まずアップルであるが、中国における売上の低迷から業績が下方修正された。これにより特に為替市場でリスクオフの動きを誘発したが、メディアによる”アップルショック”との煽りを受けたものではなかっただろうか。もともと中国の景気は減速しており、アップルの高価格戦略の不味さや米中貿易戦争の影響による自国製品へのシフトから想定されたものだと感じている。本質的には、中国の景気は減速しているということである。

次の中国人民銀行(中央銀行)の金融緩和であるが、 過去1年で5回目となる預金準備率の引き下げはサプライズではないが、1%ポイントの引き下げ幅は予想よりも大きかった。 これも中国の景気減速が想像以上に深刻であることの傍証だと思われる。トランプ政権にとっては、米中貿易協議を前に大きな譲歩を得られる可能性が増したと言えるだろう。現段階ではこの緩和のニュースは中国の景気減速の確認と言えるだけで、貿易協議が大きく進展し、景気減速に歯止めがかかる状況になるまでは 、株式を買う材料になり得ない。ただし、全人代を控えた中国が大幅な譲歩を見せるとも思えないのだが。

さて、最後はパウエル議長の発言である。昨年末のFOMCでは「バランスシート圧縮は問題ではない」と発言し、市場の期待を裏切っていたが、今回は、「市場の混乱の要因が、バランスシートだとは思っていないが、もし違った結論に達したら、方針の変更に躊躇しない。

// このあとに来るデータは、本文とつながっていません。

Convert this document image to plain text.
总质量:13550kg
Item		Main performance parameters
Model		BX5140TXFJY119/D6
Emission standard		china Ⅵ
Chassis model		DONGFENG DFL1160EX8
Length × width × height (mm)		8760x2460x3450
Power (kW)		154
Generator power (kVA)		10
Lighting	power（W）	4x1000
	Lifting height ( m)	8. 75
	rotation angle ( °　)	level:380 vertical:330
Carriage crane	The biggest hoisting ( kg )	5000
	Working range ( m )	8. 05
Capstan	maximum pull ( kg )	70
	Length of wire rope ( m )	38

」とし、バランスシート圧縮の方針の変更の可能性に触れたのである。

発言自体よくわからないのだが、このタイミングで触れたということは、トランプ大統領にも解任をチラつかせられ、 株価の大幅な下落を背景にやむなく発言したと言える。

逆に言うと、この株価水準では、バランスシート圧縮の停止はしないということを表明したわけで、さらに下落した場合に方針の変更もあり得るということである。

こうした後追い発言は、大抵逆の動きになるものであるが、 この発言で株式が反発しているのは、昨年末からの下落スピードが急激であったために、短期的な反発の口実になっているからではないだろうか。

本質的には、バランスシート圧縮(金融引き締め)がリスクオフの原因であり、金利の上昇や株価の下落がようやく実体経済に悪影響を与え始めた状況になっているということである。あくまでバランスシート圧縮を停止するまで、現在のリスクオフ戦略(株の空売り、ドル円の売り)を継続したい。